In an address Friday afternoon, a tearful President Barack Obama urged the country to put politics aside. “We’re going to have to get together and take meaningful action,” he said, adding later, “As a country we have been through this too many times.”
He then mentioned the recent shootings at an Oregon shopping mall and at a movie theater in Aurora, Colo.
“I will do everything in my power as president to help,” Obama said.
He ordered flags to be flown at half-staff at the White House and elsewhere until Dec. 18 at sunset.
New York City Mayor Michael Bloomberg, an outspoken proponent of gun control, has issued this statement on the tragedy: “With all the carnage from gun violence in our country, it’s still almost impossible to believe that a mass shooting in a kindergarten class could happen. It has come to that. Not even kindergarteners learning their A,B,Cs are safe. … This is a national tragedy and it demands a national response.”
Here is the full transcript of Obama’s remarks:
THE PRESIDENT: This afternoon, I spoke with Governor Malloy and FBI Director Mueller. I offered Governor Malloy my condolences on behalf of the nation, and made it clear he will have every single resource that he needs to investigate this heinous crime, care for the victims, counsel their families.
We’ve endured too many of these tragedies in the past few years. And each time I learn the news I react not as a president, but as anybody else would — as a parent. And that was especially true today. I know there’s not a parent in America who doesn’t feel the same overwhelming grief that I do.
The majority of those who died today were children — beautiful little kids between the ages of 5 and 10 years old. They had their entire lives ahead of them — birthdays, graduations, weddings, kids of their own. Among the fallen were also teachers — men and women who devoted their lives to helping our children fulfill their dreams.

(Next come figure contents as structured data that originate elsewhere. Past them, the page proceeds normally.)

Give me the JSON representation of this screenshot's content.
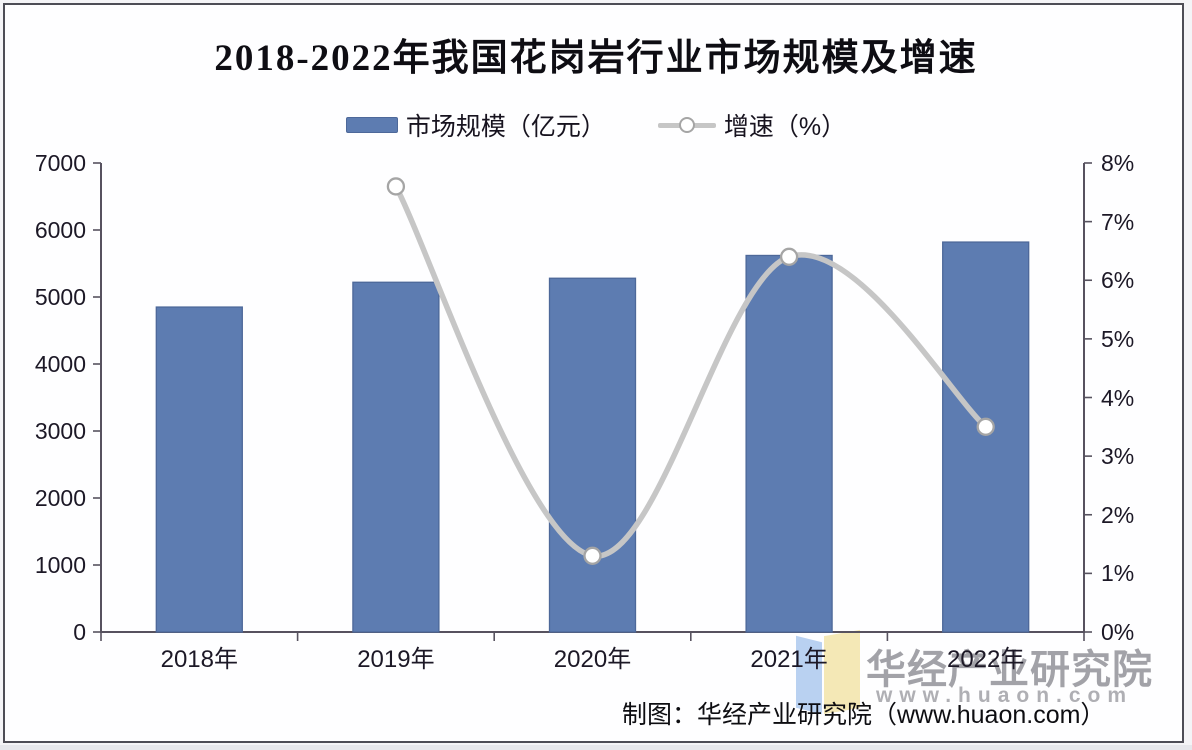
{
  "title": "2018-2022年我国花岗岩行业市场规模及增速",
  "legend": {
    "items": [
      {
        "label": "市场规模（亿元）",
        "swatch": "bar",
        "color": "#5d7cb1"
      },
      {
        "label": "增速（%）",
        "swatch": "line-marker",
        "color": "#c6c6c6"
      }
    ]
  },
  "chart_data": {
    "type": "bar+line",
    "title": "2018-2022年我国花岗岩行业市场规模及增速",
    "categories": [
      "2018年",
      "2019年",
      "2020年",
      "2021年",
      "2022年"
    ],
    "series": [
      {
        "name": "市场规模（亿元）",
        "type": "bar",
        "axis": "left",
        "values": [
          4850,
          5220,
          5280,
          5620,
          5820
        ],
        "color": "#5d7cb1",
        "border_color": "#4d6899"
      },
      {
        "name": "增速（%）",
        "type": "line",
        "axis": "right",
        "values": [
          null,
          7.6,
          1.3,
          6.4,
          3.5
        ],
        "color": "#c6c6c6",
        "marker": "white-circle",
        "marker_stroke": "#a5a5a5",
        "smooth": true
      }
    ],
    "y_left": {
      "min": 0,
      "max": 7000,
      "step": 1000,
      "ticks": [
        "0",
        "1000",
        "2000",
        "3000",
        "4000",
        "5000",
        "6000",
        "7000"
      ]
    },
    "y_right": {
      "min": 0,
      "max": 8,
      "step": 1,
      "ticks": [
        "0%",
        "1%",
        "2%",
        "3%",
        "4%",
        "5%",
        "6%",
        "7%",
        "8%"
      ]
    },
    "grid": false,
    "legend_position": "top",
    "axis_color": "#57525f"
  },
  "watermark": {
    "brand": "华经产业研究院",
    "url": "www.huaon.com",
    "logo_colors": {
      "left": "#a9c7ee",
      "right": "#f2e3a4"
    }
  },
  "attribution": {
    "text": "制图：华经产业研究院（www.huaon.com）"
  }
}
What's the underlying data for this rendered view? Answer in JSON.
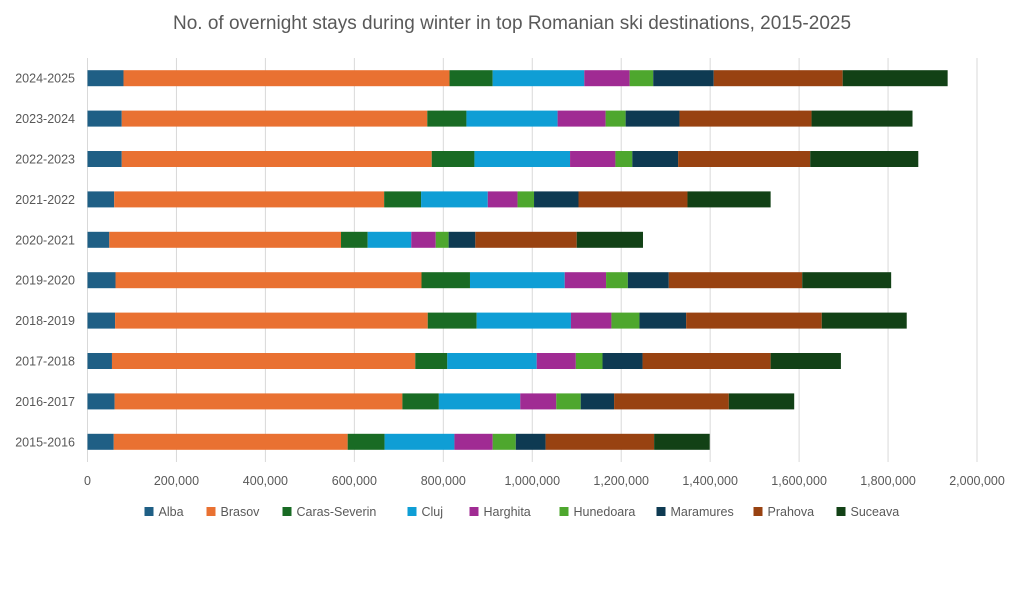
{
  "chart_data": {
    "type": "bar",
    "orientation": "horizontal",
    "stacked": true,
    "title": "No. of overnight stays during winter in top Romanian ski destinations, 2015-2025",
    "xlabel": "",
    "ylabel": "",
    "xlim": [
      0,
      2000000
    ],
    "x_ticks": [
      "0",
      "200,000",
      "400,000",
      "600,000",
      "800,000",
      "1,000,000",
      "1,200,000",
      "1,400,000",
      "1,600,000",
      "1,800,000",
      "2,000,000"
    ],
    "grid": true,
    "legend_position": "bottom",
    "categories": [
      "2024-2025",
      "2023-2024",
      "2022-2023",
      "2021-2022",
      "2020-2021",
      "2019-2020",
      "2018-2019",
      "2017-2018",
      "2016-2017",
      "2015-2016"
    ],
    "series": [
      {
        "name": "Alba",
        "color": "#1F5F85",
        "values": [
          81000,
          77000,
          77000,
          60000,
          49000,
          63000,
          62000,
          55000,
          61000,
          59000
        ]
      },
      {
        "name": "Brasov",
        "color": "#E97132",
        "values": [
          733000,
          687000,
          697000,
          607000,
          521000,
          688000,
          703000,
          682000,
          647000,
          526000
        ]
      },
      {
        "name": "Caras-Severin",
        "color": "#196B24",
        "values": [
          97000,
          88000,
          96000,
          83000,
          60000,
          109000,
          110000,
          72000,
          82000,
          83000
        ]
      },
      {
        "name": "Cluj",
        "color": "#0F9ED5",
        "values": [
          206000,
          205000,
          215000,
          150000,
          98000,
          213000,
          212000,
          201000,
          183000,
          157000
        ]
      },
      {
        "name": "Harghita",
        "color": "#A02B93",
        "values": [
          102000,
          108000,
          102000,
          67000,
          55000,
          93000,
          91000,
          88000,
          81000,
          86000
        ]
      },
      {
        "name": "Hunedoara",
        "color": "#4EA72E",
        "values": [
          53000,
          45000,
          38000,
          37000,
          29000,
          49000,
          63000,
          60000,
          55000,
          52000
        ]
      },
      {
        "name": "Maramures",
        "color": "#0E3A52",
        "values": [
          136000,
          121000,
          103000,
          100000,
          60000,
          92000,
          105000,
          90000,
          75000,
          67000
        ]
      },
      {
        "name": "Prahova",
        "color": "#984211",
        "values": [
          290000,
          297000,
          297000,
          245000,
          228000,
          300000,
          305000,
          288000,
          258000,
          244000
        ]
      },
      {
        "name": "Suceava",
        "color": "#124116",
        "values": [
          236000,
          227000,
          243000,
          187000,
          149000,
          200000,
          191000,
          158000,
          147000,
          125000
        ]
      }
    ]
  }
}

So our hearts are broken today — for the parents and grandparents, sisters and brothers of these little children, and for the families of the adults who were lost. Our hearts are broken for the parents of the survivors as well, for as blessed as they are to have their children home tonight, they know that their children’s innocence has been torn away from them too early, and there are no words that will ease their pain.
As a country, we have been through this too many times. Whether it’s an elementary school in Newtown, or a shopping mall in Oregon, or a temple in Wisconsin, or a movie theater in Aurora, or a street corner in Chicago — these neighborhoods are our neighborhoods, and these children are our children. And we’re going to have to come together and take meaningful action to prevent more tragedies like this, regardless of the politics.
This evening, Michelle and I will do what I know every parent in America will do, which is hug our children a little tighter and we’ll tell them that we love them, and we’ll remind each other how deeply we love one another. But there are families in Connecticut who cannot do that tonight. And they need all of us right now. In the hard days to come, that community needs us to be at our best as Americans. And I will do everything in my power as President to help.
Because while nothing can fill the space of a lost child or loved one, all of us can extend a hand to those in need — to remind them that we are there for them, that we are praying for them, that the love they felt for those they lost endures not just in their memories but also in ours. May God bless the memory of the victims and, in the words of Scripture, heal the brokenhearted and bind up their wounds.